Binnen einer halben Stunde liefen die Bilder auf dem Lokalsender LiveNews. Auf der anderen Seite der Stadt sah sie auch die 29-jährige Sheetal Sharma, Aktivistin der regionalen Frauenrechtsorganisation North-East Network. „Ein furchtbarer Übergriff“, sagt sie. „Das Verstörendste war aber, dass die Schuld der Frau in die Schuhe geschoben wurde. Diese sei, so wurde in dem TV-Bericht betont, betrunken gewesen.“

740 Euro Entschädigung

Erst Tage später, als der Clip sich über das Internet verbreitet hatte und auch von den landesweiten Sendern in Delhi ausgestrahlt wurde, sah die Polizei sich zu Ermittlungen gezwungen. Sechs Tage danach traf sich der Regierungschef des Bundesstaates mit dem Opfer und versprach der Frau 50.000 Rupien Entschädigung, umgerechnet 740 Euro.

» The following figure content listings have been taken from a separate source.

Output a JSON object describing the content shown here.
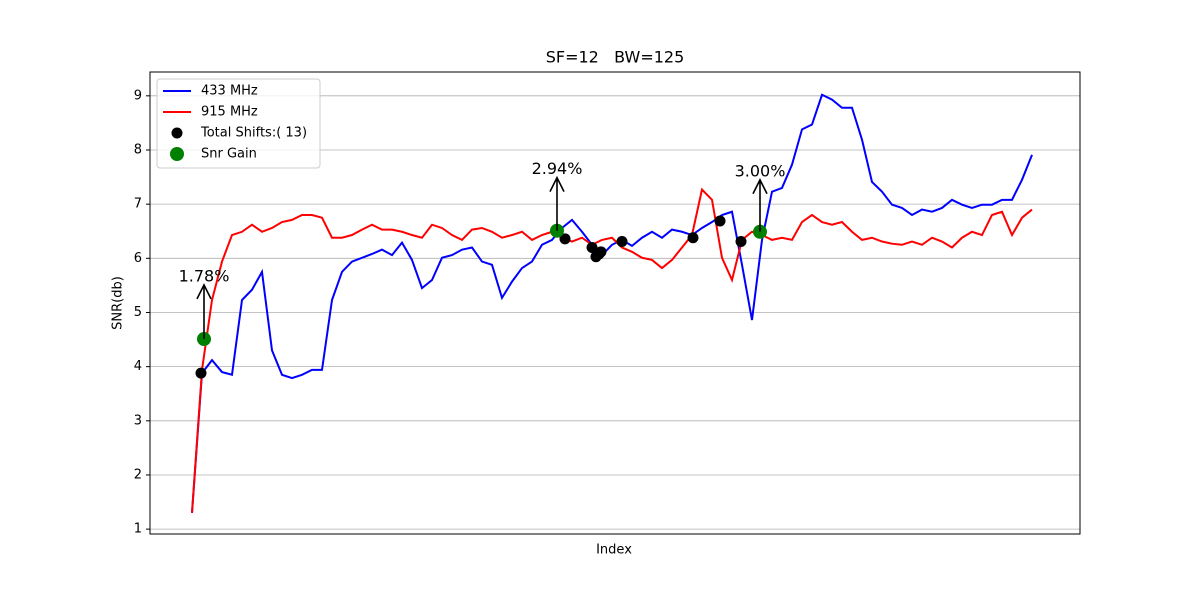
{
  "chart_data": {
    "type": "line",
    "title": "SF=12   BW=125",
    "x_label": "Index",
    "y_label": "SNR(db)",
    "x": [
      0,
      1,
      2,
      3,
      4,
      5,
      6,
      7,
      8,
      9,
      10,
      11,
      12,
      13,
      14,
      15,
      16,
      17,
      18,
      19,
      20,
      21,
      22,
      23,
      24,
      25,
      26,
      27,
      28,
      29,
      30,
      31,
      32,
      33,
      34,
      35,
      36,
      37,
      38,
      39,
      40,
      41,
      42,
      43,
      44,
      45,
      46,
      47,
      48,
      49,
      50,
      51,
      52,
      53,
      54,
      55,
      56,
      57,
      58,
      59,
      60,
      61,
      62,
      63,
      64,
      65,
      66,
      67,
      68,
      69,
      70,
      71,
      72,
      73,
      74,
      75,
      76,
      77,
      78,
      79,
      80,
      81,
      82,
      83,
      84
    ],
    "xlim": [
      -4.2,
      88.8
    ],
    "ylim": [
      0.91,
      9.44
    ],
    "yticks": [
      1,
      2,
      3,
      4,
      5,
      6,
      7,
      8,
      9
    ],
    "grid": true,
    "legend": "upper left",
    "series": [
      {
        "name": "433 MHz",
        "style": "line",
        "color": "#0000ff",
        "values": [
          1.3,
          3.88,
          4.12,
          3.9,
          3.85,
          5.23,
          5.42,
          5.75,
          4.3,
          3.85,
          3.79,
          3.85,
          3.94,
          3.94,
          5.23,
          5.75,
          5.94,
          6.01,
          6.08,
          6.16,
          6.06,
          6.29,
          5.97,
          5.45,
          5.6,
          6.01,
          6.06,
          6.16,
          6.2,
          5.94,
          5.88,
          5.27,
          5.57,
          5.82,
          5.94,
          6.25,
          6.34,
          6.56,
          6.71,
          6.49,
          6.25,
          6.06,
          6.25,
          6.34,
          6.23,
          6.38,
          6.49,
          6.38,
          6.53,
          6.49,
          6.43,
          6.56,
          6.67,
          6.8,
          6.86,
          5.88,
          4.86,
          6.34,
          7.23,
          7.3,
          7.73,
          8.38,
          8.47,
          9.02,
          8.93,
          8.78,
          8.78,
          8.19,
          7.41,
          7.23,
          6.99,
          6.93,
          6.8,
          6.9,
          6.86,
          6.93,
          7.08,
          6.99,
          6.93,
          6.99,
          6.99,
          7.08,
          7.08,
          7.45,
          7.91
        ]
      },
      {
        "name": "915 MHz",
        "style": "line",
        "color": "#ff0000",
        "values": [
          1.3,
          3.94,
          5.23,
          5.94,
          6.43,
          6.49,
          6.62,
          6.49,
          6.56,
          6.67,
          6.71,
          6.8,
          6.8,
          6.75,
          6.38,
          6.38,
          6.43,
          6.53,
          6.62,
          6.53,
          6.53,
          6.49,
          6.43,
          6.38,
          6.62,
          6.56,
          6.43,
          6.34,
          6.53,
          6.56,
          6.49,
          6.38,
          6.43,
          6.49,
          6.34,
          6.43,
          6.49,
          6.38,
          6.31,
          6.38,
          6.25,
          6.34,
          6.38,
          6.2,
          6.12,
          6.01,
          5.97,
          5.82,
          5.97,
          6.2,
          6.43,
          7.27,
          7.08,
          6.01,
          5.6,
          6.34,
          6.49,
          6.43,
          6.34,
          6.38,
          6.34,
          6.67,
          6.8,
          6.67,
          6.62,
          6.67,
          6.49,
          6.34,
          6.38,
          6.31,
          6.27,
          6.25,
          6.31,
          6.25,
          6.38,
          6.31,
          6.2,
          6.38,
          6.49,
          6.43,
          6.8,
          6.86,
          6.43,
          6.75,
          6.9
        ]
      },
      {
        "name": "Total Shifts:( 13)",
        "style": "scatter",
        "color": "#000000",
        "x": [
          0.9,
          1.2,
          36.5,
          37.3,
          40.0,
          40.4,
          40.7,
          40.9,
          43.0,
          50.1,
          52.8,
          54.9,
          56.8
        ],
        "values": [
          3.88,
          4.52,
          6.51,
          6.36,
          6.2,
          6.03,
          6.08,
          6.12,
          6.31,
          6.38,
          6.69,
          6.31,
          6.51
        ]
      },
      {
        "name": "Snr Gain",
        "style": "scatter",
        "color": "#008000",
        "x": [
          1.2,
          36.5,
          56.8
        ],
        "values": [
          4.51,
          6.51,
          6.49
        ]
      }
    ],
    "annotations": [
      {
        "text": "1.78%",
        "x": 1.2,
        "y": 5.51
      },
      {
        "text": "2.94%",
        "x": 36.5,
        "y": 7.49
      },
      {
        "text": "3.00%",
        "x": 56.8,
        "y": 7.45
      }
    ]
  }
}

Der Schaden war damit allerdings nicht wiedergutzumachen. Die meisten Inderinnen wussten schon vorher aus leidvoller Erfahrung, wie hart das Leben als Frau in der größten Demokratie der Welt sein kann, auch 46 Jahre nachdem Indira Gandhi als erstes weibliches Staatsoberhaupt des Landes Geschichte schrieb. Eine Umfrage unter 370 internationalen Genderforschern wählte Indien vor Kurzem zum schlechtesten Lebensort für Frauen aller G20-Länder; noch vor Saudi Arabien. „Nach wie vor werden Frauen und Mädchen in Indien verkauft wie Vieh. Sie werden oft mit zehn Jahren verheiratet, werden verbrannt, wenn es zum Streit um die Mitgift kommt oder werden als Haussklavinnen ausgebeutet und missbraucht“, sagt Gulshun Rehman von der Hilfsorganisation Save the Children.

Laut einer Umfrage halten 52 Prozent der heranwachsenden Mädchen und 57 Prozent der Jungen es auch für gerechtfertigt, wenn ein Mann seine Frau schlägt. Die Straftaten gegen Frauen nahmen vergangenes Jahr um 7,1 Prozent zu. Die größte Zunahme war bei Verstößen gegen das Verbot der Mitgiftzahlung (plus 27,7 Prozent), bei Entführungen (19,4 Prozent) und Vergewaltigungen (9, 2 Prozent) zu verzeichnen.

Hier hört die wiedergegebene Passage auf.